Şiir Fm | Şiirler | Şairler | Sesli Şiirler | Aşk Şiirleri | Fon Müzikleri | İbretlik Sesli Hikayeler

»»-(¯`v´¯)-» İslami Dini ve Türk Tarihi »»-(¯`v´¯)-» => ..:: Türk ve İslam Tarihi ve İz Bırakanlar ::.. => Konuyu başlatan: Fatih - Şubat 25, 2014, 03:31:22 ÖS

Başlık: Tarihteki İmaret Müesseseleri
Gönderen: Fatih - Şubat 25, 2014, 03:31:22 ÖS
İnsan sağlığında en önemli amil beslenmedir. Ekonomik durumu iyi olmayan bir kimsenin iyi beslenmesi de söz konusu olamaz. Tarihte ecdadımız hayırseverlik duygularının bir ifadesi olarak bu problemi çözmüş, imaretler yapmıştır.( 1, 4) İmaret ‘aşhane’ anlamına kullanılmış olmakla beraber herhangi bir dini yapıyı belirtmek için de kullanılmıştır. Darüzziyafe adıyla da anılır.(5)

Diğer adı aşhane olan imaretler fakirlere, medrese öğrencilerine, darüşşifadaki hastalara parasız olarak yiyecek ve fodla (bir çeşit ekmek) sağlamakla vazifeliydiler. İmaret kelimesi aslında her tür binayı tarif ederken sonradan mana değiştirmiş ve sadece aşhaneler bu ad ile anılmaya başlamıştır. (6, 7, 8)

‘Müslüman Türklerde hayır işleri birçok şekillerde yapılır. Kimi hapishaneleri ziyaret edip, borç için yatan mahkûmları kurtarır, kimisi ihtiyaçlarını açıklamaktan utanan fakirlere dağıtılmak üzere cami imamlarına para bırakır, kimisi Allah’a ibadet için cami yaptırır. Kimisi gençlerin dini ve dünyevi ilimler tahsili için medreseler, yolcularla hastalar için hanlar, hastaneler yaptırıp buralarda her türlü ihtiyaç maddelerinin bol bol tevziini temin eder.

İmaretlerde çalışan personel üzerinde de titizlikle durulurdu. Her önüne gelen ekmekçi ve aşçı olamazdı. Keza bunlar her türlü hastalıktan uzak bulunmalıydı. İmaretlerde ekmekçi olarak vazife alacak olanlar için bir imtihan tertip edilirdi.
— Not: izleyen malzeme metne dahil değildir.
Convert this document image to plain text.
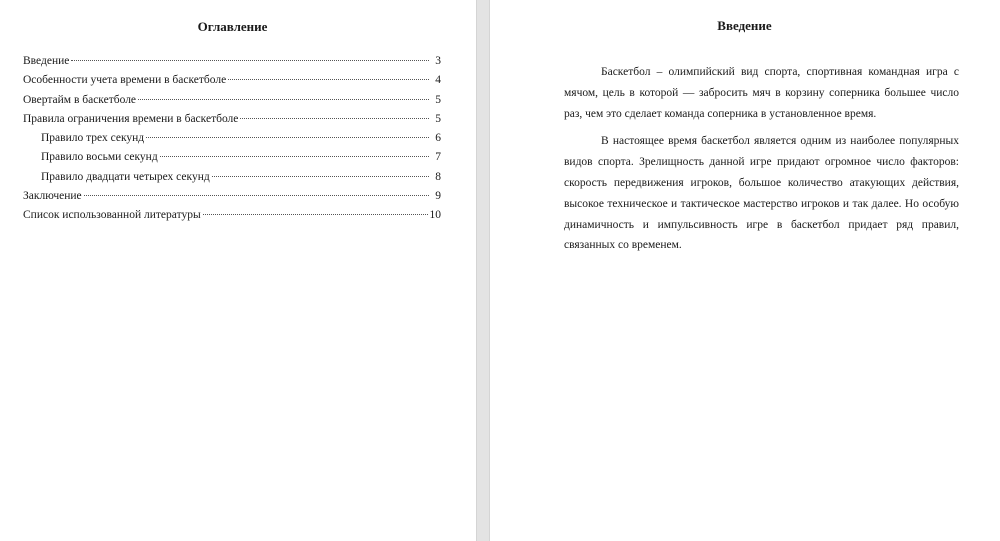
Оглавление
Введение	3
Особенности учета времени в баскетболе	4
Овертайм в баскетболе	5
Правила ограничения времени в баскетболе	5
Правило трех секунд	6
Правило восьми секунд	7
Правило двадцати четырех секунд	8
Заключение	9
Список использованной литературы	10
Введение

Баскетбол – олимпийский вид спорта, спортивная командная игра с мячом, цель в которой — забросить мяч в корзину соперника большее число раз, чем это сделает команда соперника в установленное время.

В настоящее время баскетбол является одним из наиболее популярных видов спорта. Зрелищность данной игре придают огромное число факторов: скорость передвижения игроков, большое количество атакующих действия, высокое техническое и тактическое мастерство игроков и так далее. Но особую динамичность и импульсивность игре в баскетбол придает ряд правил, связанных со временем.
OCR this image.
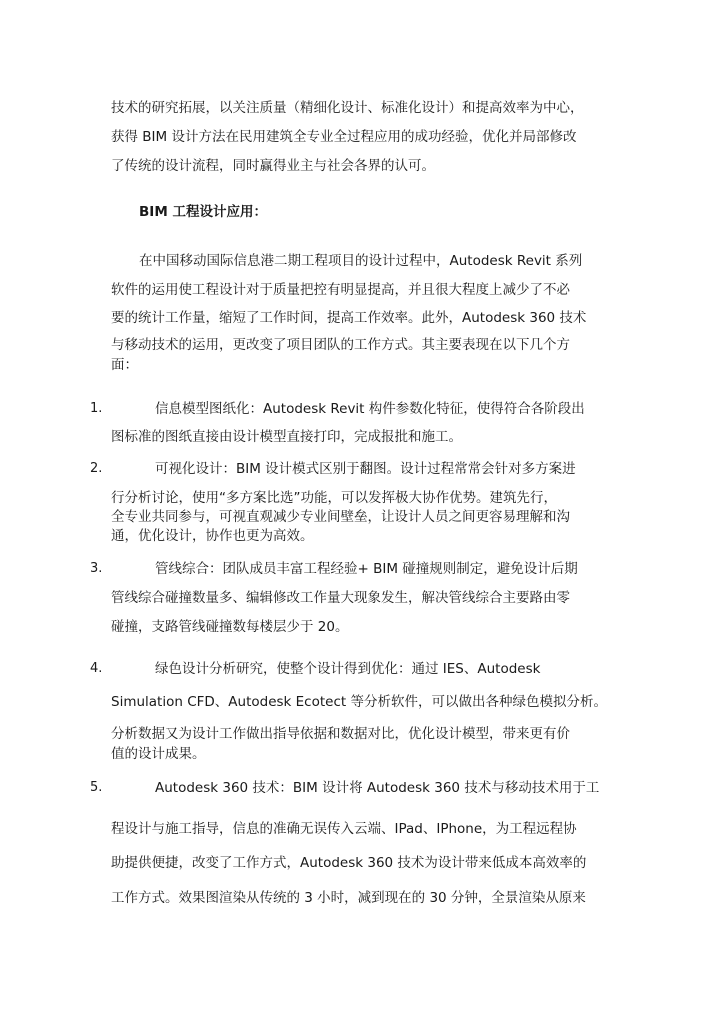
技术的研究拓展，以关注质量（精细化设计、标准化设计）和提高效率为中心，
获得 BIM 设计方法在民用建筑全专业全过程应用的成功经验，优化并局部修改
了传统的设计流程，同时赢得业主与社会各界的认可。
BIM 工程设计应用：
在中国移动国际信息港二期工程项目的设计过程中，Autodesk Revit 系列
软件的运用使工程设计对于质量把控有明显提高，并且很大程度上减少了不必
要的统计工作量，缩短了工作时间，提高工作效率。此外，Autodesk 360 技术
与移动技术的运用，更改变了项目团队的工作方式。其主要表现在以下几个方
面：
1.	信息模型图纸化：Autodesk Revit 构件参数化特征，使得符合各阶段出
图标准的图纸直接由设计模型直接打印，完成报批和施工。
2.	可视化设计：BIM 设计模式区别于翻图。设计过程常常会针对多方案进
行分析讨论，使用“多方案比选”功能，可以发挥极大协作优势。建筑先行，
全专业共同参与，可视直观减少专业间壁垒，让设计人员之间更容易理解和沟
通，优化设计，协作也更为高效。
3.	管线综合：团队成员丰富工程经验+ BIM 碰撞规则制定，避免设计后期
管线综合碰撞数量多、编辑修改工作量大现象发生，解决管线综合主要路由零
碰撞，支路管线碰撞数每楼层少于 20。
4.	绿色设计分析研究，使整个设计得到优化：通过 IES、Autodesk
Simulation CFD、Autodesk Ecotect 等分析软件，可以做出各种绿色模拟分析。
分析数据又为设计工作做出指导依据和数据对比，优化设计模型，带来更有价
值的设计成果。
5.	Autodesk 360 技术：BIM 设计将 Autodesk 360 技术与移动技术用于工
程设计与施工指导，信息的准确无误传入云端、IPad、IPhone，为工程远程协
助提供便捷，改变了工作方式，Autodesk 360 技术为设计带来低成本高效率的
工作方式。效果图渲染从传统的 3 小时，减到现在的 30 分钟，全景渲染从原来
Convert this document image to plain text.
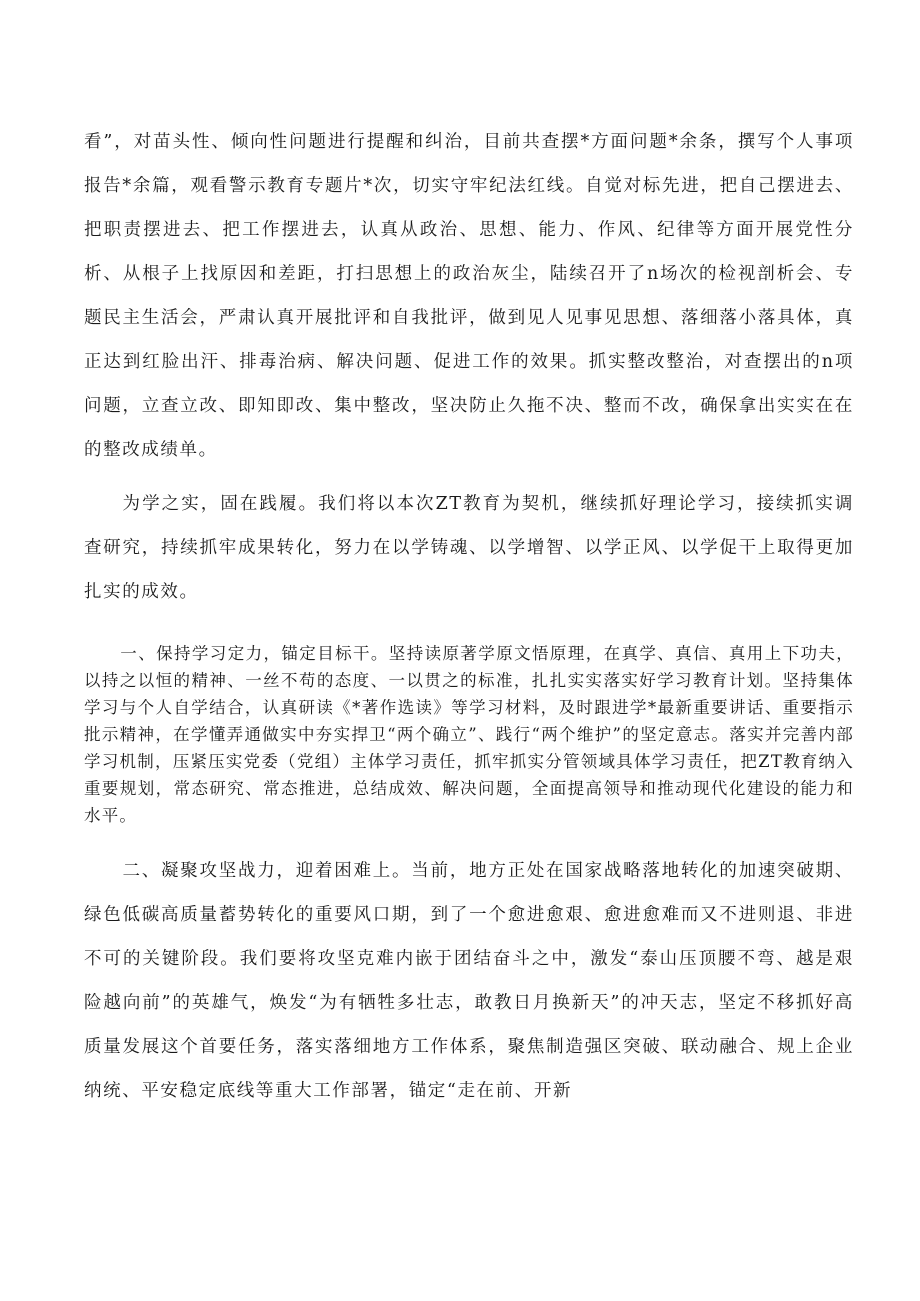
看”，对苗头性、倾向性问题进行提醒和纠治，目前共查摆*方面问题*余条，撰写个人事项报告*余篇，观看警示教育专题片*次，切实守牢纪法红线。自觉对标先进，把自己摆进去、把职责摆进去、把工作摆进去，认真从政治、思想、能力、作风、纪律等方面开展党性分析、从根子上找原因和差距，打扫思想上的政治灰尘，陆续召开了n场次的检视剖析会、专题民主生活会，严肃认真开展批评和自我批评，做到见人见事见思想、落细落小落具体，真正达到红脸出汗、排毒治病、解决问题、促进工作的效果。抓实整改整治，对查摆出的n项问题，立查立改、即知即改、集中整改，坚决防止久拖不决、整而不改，确保拿出实实在在的整改成绩单。

为学之实，固在践履。我们将以本次ZT教育为契机，继续抓好理论学习，接续抓实调查研究，持续抓牢成果转化，努力在以学铸魂、以学增智、以学正风、以学促干上取得更加扎实的成效。

一、保持学习定力，锚定目标干。坚持读原著学原文悟原理，在真学、真信、真用上下功夫，以持之以恒的精神、一丝不苟的态度、一以贯之的标准，扎扎实实落实好学习教育计划。坚持集体学习与个人自学结合，认真研读《*著作选读》等学习材料，及时跟进学*最新重要讲话、重要指示批示精神，在学懂弄通做实中夯实捍卫“两个确立”、践行“两个维护”的坚定意志。落实并完善内部学习机制，压紧压实党委（党组）主体学习责任，抓牢抓实分管领域具体学习责任，把ZT教育纳入重要规划，常态研究、常态推进，总结成效、解决问题，全面提高领导和推动现代化建设的能力和水平。

二、凝聚攻坚战力，迎着困难上。当前，地方正处在国家战略落地转化的加速突破期、绿色低碳高质量蓄势转化的重要风口期，到了一个愈进愈艰、愈进愈难而又不进则退、非进不可的关键阶段。我们要将攻坚克难内嵌于团结奋斗之中，激发“泰山压顶腰不弯、越是艰险越向前”的英雄气，焕发“为有牺牲多壮志，敢教日月换新天”的冲天志，坚定不移抓好高质量发展这个首要任务，落实落细地方工作体系，聚焦制造强区突破、联动融合、规上企业纳统、平安稳定底线等重大工作部署，锚定“走在前、开新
Bu imtihanda maya tutmak usulünden, yoğurmaktan, tuzun miktarından, pişirmekten, fırın yakmak ve ısıyı ayarlamak gibi hususlar tatbiki olarak yaptırılırdı. Şayet bunlarda başarı gösterirse o zaman hizmete alınırdı. (10) Kimsesiz ve yoksulların imkanlarından istifade ettiği imaretler, sadece yemek çıkarmakla yetinmiyor, aynı zamanda ihtiyaç sahiplerine adam başına günde 3-5, hatta bazen 10 akçeye kadar para da veriyordu. (11)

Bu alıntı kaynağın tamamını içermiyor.